Si vous avez acheté un vélo électrique en espérant une autonomie de 80 ou 100 km, mais que vous n’obtenez en réalité que 50 ou 60 km, vous n’êtes pas seul. C’est l’une des frustrations les plus courantes chez les nouveaux utilisateurs. Cela ne signifie pas que votre vélo a un problème, mais simplement que l’autonomie annoncée ne reflète pas les conditions réelles d’utilisation.
La vérité est simple. L’autonomie indiquée par les fabricants correspond au meilleur scénario possible, dans des conditions idéales. Et ces conditions existent rarement dans la vie quotidienne.
Les tests sont généralement réalisés avec un cycliste léger, sur terrain plat, sans vent, à vitesse constante et avec le niveau d’assistance le plus bas. Dès qu’un de ces facteurs change, l’autonomie diminue.
Lorsque vous voyez “jusqu’à 100 km”, le mot important est “jusqu’à”. Ce n’est pas une garantie, mais une estimation maximale.
Dans la réalité, vos trajets incluent des arrêts, des montées, du vent, des variations de vitesse et souvent du poids supplémentaire. Tous ces éléments influencent directement la consommation d’énergie.

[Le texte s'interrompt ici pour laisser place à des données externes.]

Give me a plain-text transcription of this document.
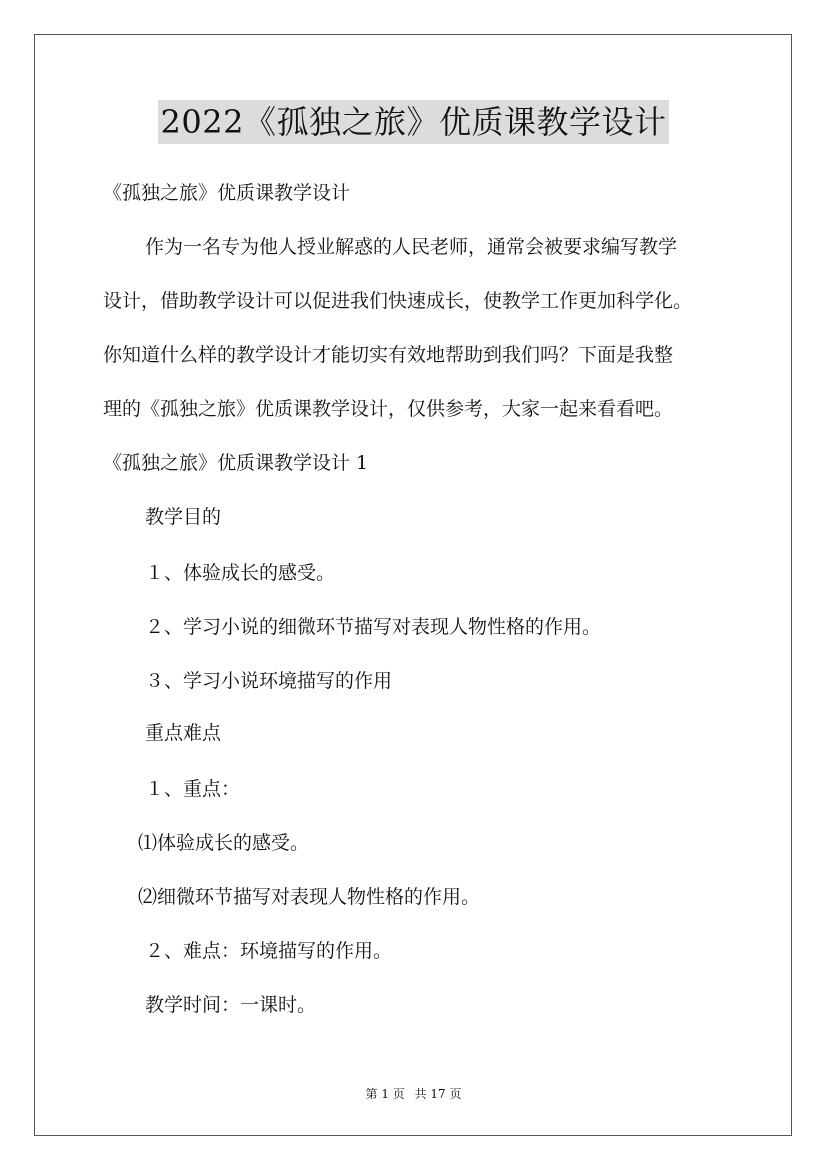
2022《孤独之旅》优质课教学设计

《孤独之旅》优质课教学设计

作为一名专为他人授业解惑的人民老师，通常会被要求编写教学

设计，借助教学设计可以促进我们快速成长，使教学工作更加科学化。

你知道什么样的教学设计才能切实有效地帮助到我们吗？下面是我整

理的《孤独之旅》优质课教学设计，仅供参考，大家一起来看看吧。

《孤独之旅》优质课教学设计 1

教学目的

１、体验成长的感受。

２、学习小说的细微环节描写对表现人物性格的作用。

３、学习小说环境描写的作用

重点难点

１、重点：

⑴体验成长的感受。

⑵细微环节描写对表现人物性格的作用。

２、难点：环境描写的作用。

教学时间：一课时。

第 1 页 共 17 页
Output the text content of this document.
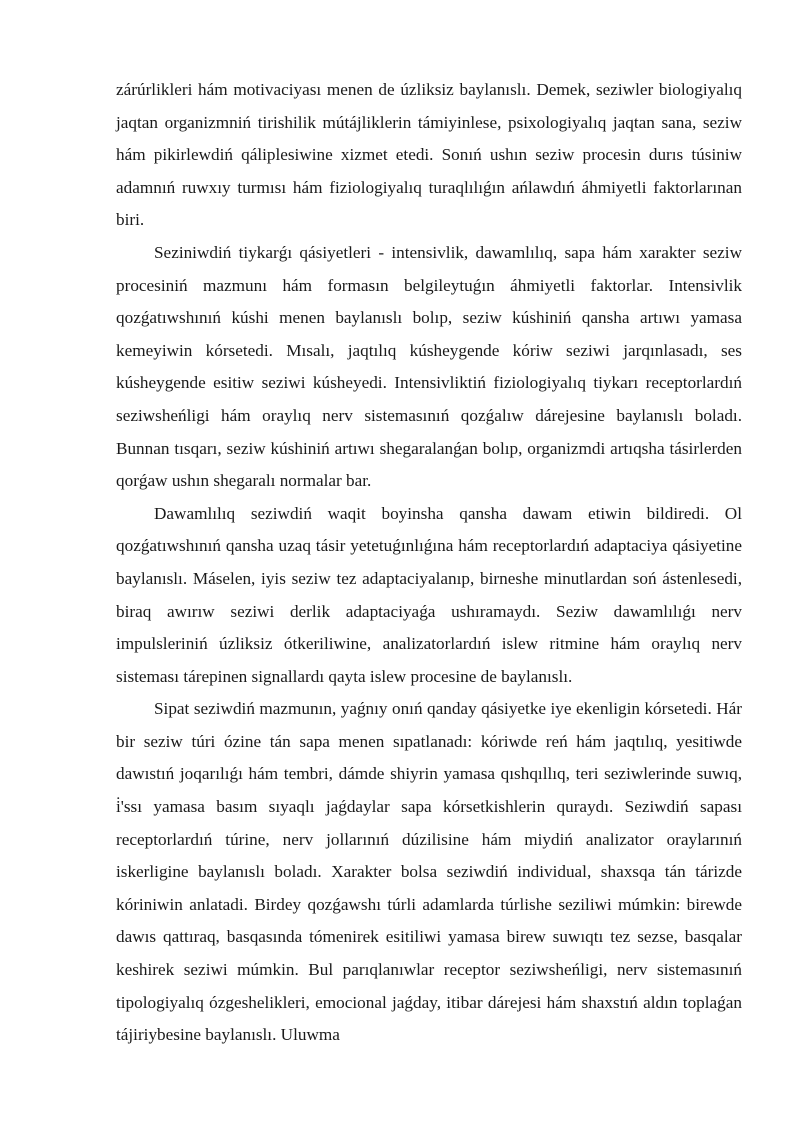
zárúrlikleri hám motivaciyası menen de úzliksiz baylanıslı. Demek, seziwler biologiyalıq jaqtan organizmniń tirishilik mútájliklerin támiyinlese, psixologiyalıq jaqtan sana, seziw hám pikirlewdiń qáliplesiwine xizmet etedi. Sonıń ushın seziw procesin durıs túsiniw adamnıń ruwxıy turmısı hám fiziologiyalıq turaqlılıǵın ańlawdıń áhmiyetli faktorlarınan biri.

Seziniwdiń tiykarǵı qásiyetleri - intensivlik, dawamlılıq, sapa hám xarakter seziw procesiniń mazmunı hám formasın belgileytuǵın áhmiyetli faktorlar. Intensivlik qozǵatıwshınıń kúshi menen baylanıslı bolıp, seziw kúshiniń qansha artıwı yamasa kemeyiwin kórsetedi. Mısalı, jaqtılıq kúsheygende kóriw seziwi jarqınlasadı, ses kúsheygende esitiw seziwi kúsheyedi. Intensivliktiń fiziologiyalıq tiykarı receptorlardıń seziwsheńligi hám oraylıq nerv sistemasınıń qozǵalıw dárejesine baylanıslı boladı. Bunnan tısqarı, seziw kúshiniń artıwı shegaralanǵan bolıp, organizmdi artıqsha tásirlerden qorǵaw ushın shegaralı normalar bar.

Dawamlılıq seziwdiń waqit boyinsha qansha dawam etiwin bildiredi. Ol qozǵatıwshınıń qansha uzaq tásir yetetuǵınlıǵına hám receptorlardıń adaptaciya qásiyetine baylanıslı. Máselen, iyis seziw tez adaptaciyalanıp, birneshe minutlardan soń ástenlesedi, biraq awırıw seziwi derlik adaptaciyaǵa ushıramaydı. Seziw dawamlılıǵı nerv impulsleriniń úzliksiz ótkeriliwine, analizatorlardıń islew ritmine hám oraylıq nerv sisteması tárepinen signallardı qayta islew procesine de baylanıslı.

Sipat seziwdiń mazmunın, yaǵnıy onıń qanday qásiyetke iye ekenligin kórsetedi. Hár bir seziw túri ózine tán sapa menen sıpatlanadı: kóriwde reń hám jaqtılıq, yesitiwde dawıstıń joqarılıǵı hám tembri, dámde shiyrin yamasa qıshqıllıq, teri seziwlerinde suwıq, i̇'ssı yamasa basım sıyaqlı jaǵdaylar sapa kórsetkishlerin quraydı. Seziwdiń sapası receptorlardıń túrine, nerv jollarınıń dúzilisine hám miydiń analizator oraylarınıń iskerligine baylanıslı boladı. Xarakter bolsa seziwdiń individual, shaxsqa tán tárizde kóriniwin anlatadi. Birdey qozǵawshı túrli adamlarda túrlishe seziliwi múmkin: birewde dawıs qattıraq, basqasında tómenirek esitiliwi yamasa birew suwıqtı tez sezse, basqalar keshirek seziwi múmkin. Bul parıqlanıwlar receptor seziwsheńligi, nerv sistemasınıń tipologiyalıq ózgeshelikleri, emocional jaǵday, itibar dárejesi hám shaxstıń aldın toplaǵan tájiriybesine baylanıslı. Uluwma
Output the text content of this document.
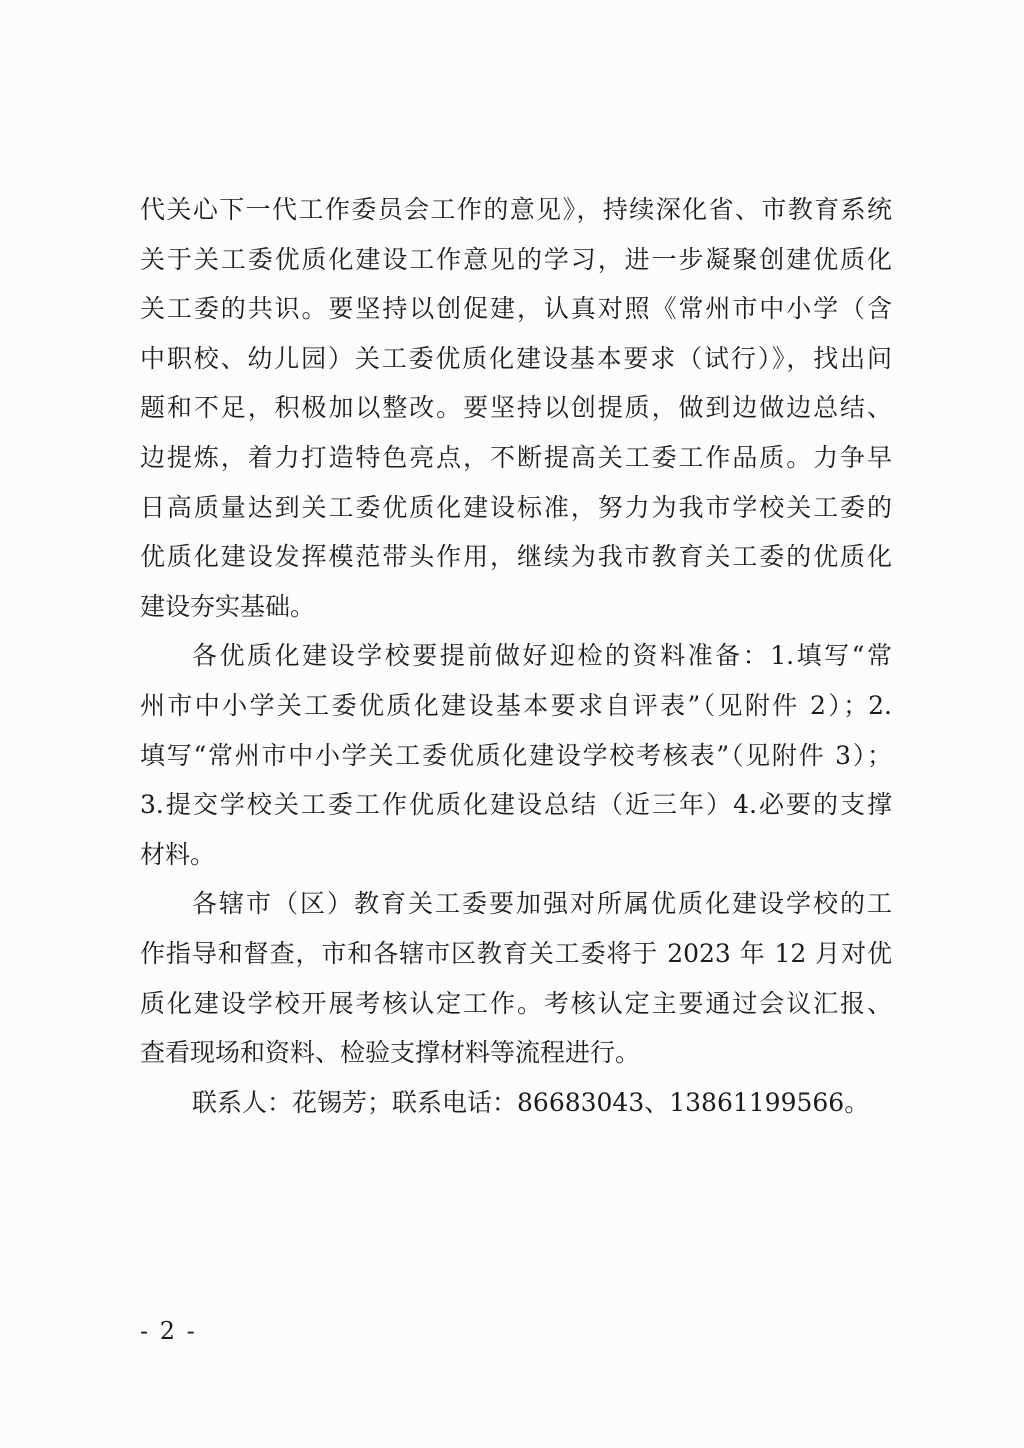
代关心下一代工作委员会工作的意见》，持续深化省、市教育系统
关于关工委优质化建设工作意见的学习，进一步凝聚创建优质化
关工委的共识。要坚持以创促建，认真对照《常州市中小学（含
中职校、幼儿园）关工委优质化建设基本要求（试行）》，找出问
题和不足，积极加以整改。要坚持以创提质，做到边做边总结、
边提炼，着力打造特色亮点，不断提高关工委工作品质。力争早
日高质量达到关工委优质化建设标准，努力为我市学校关工委的
优质化建设发挥模范带头作用，继续为我市教育关工委的优质化
建设夯实基础。
各优质化建设学校要提前做好迎检的资料准备：1.填写“常
州市中小学关工委优质化建设基本要求自评表”（见附件 2）；2.
填写“常州市中小学关工委优质化建设学校考核表”（见附件 3）；
3.提交学校关工委工作优质化建设总结（近三年）4.必要的支撑
材料。
各辖市（区）教育关工委要加强对所属优质化建设学校的工
作指导和督查，市和各辖市区教育关工委将于 2023 年 12 月对优
质化建设学校开展考核认定工作。考核认定主要通过会议汇报、
查看现场和资料、检验支撑材料等流程进行。
联系人：花锡芳；联系电话：86683043、13861199566。
- 2 -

En pratique, la plupart des utilisateurs atteignent environ 60 % à 75 % de l’autonomie annoncée. C’est tout à fait normal.
Le niveau d’assistance est le facteur le plus important. Plus l’assistance est élevée, plus le moteur consomme d’énergie. Si vous roulez constamment au niveau maximum, la batterie se déchargera beaucoup plus rapidement que si vous utilisez le mode éco.
Le poids du cycliste et la charge transportée jouent également un rôle majeur. Plus le poids est élevé, plus le moteur doit travailler, ce qui réduit l’autonomie.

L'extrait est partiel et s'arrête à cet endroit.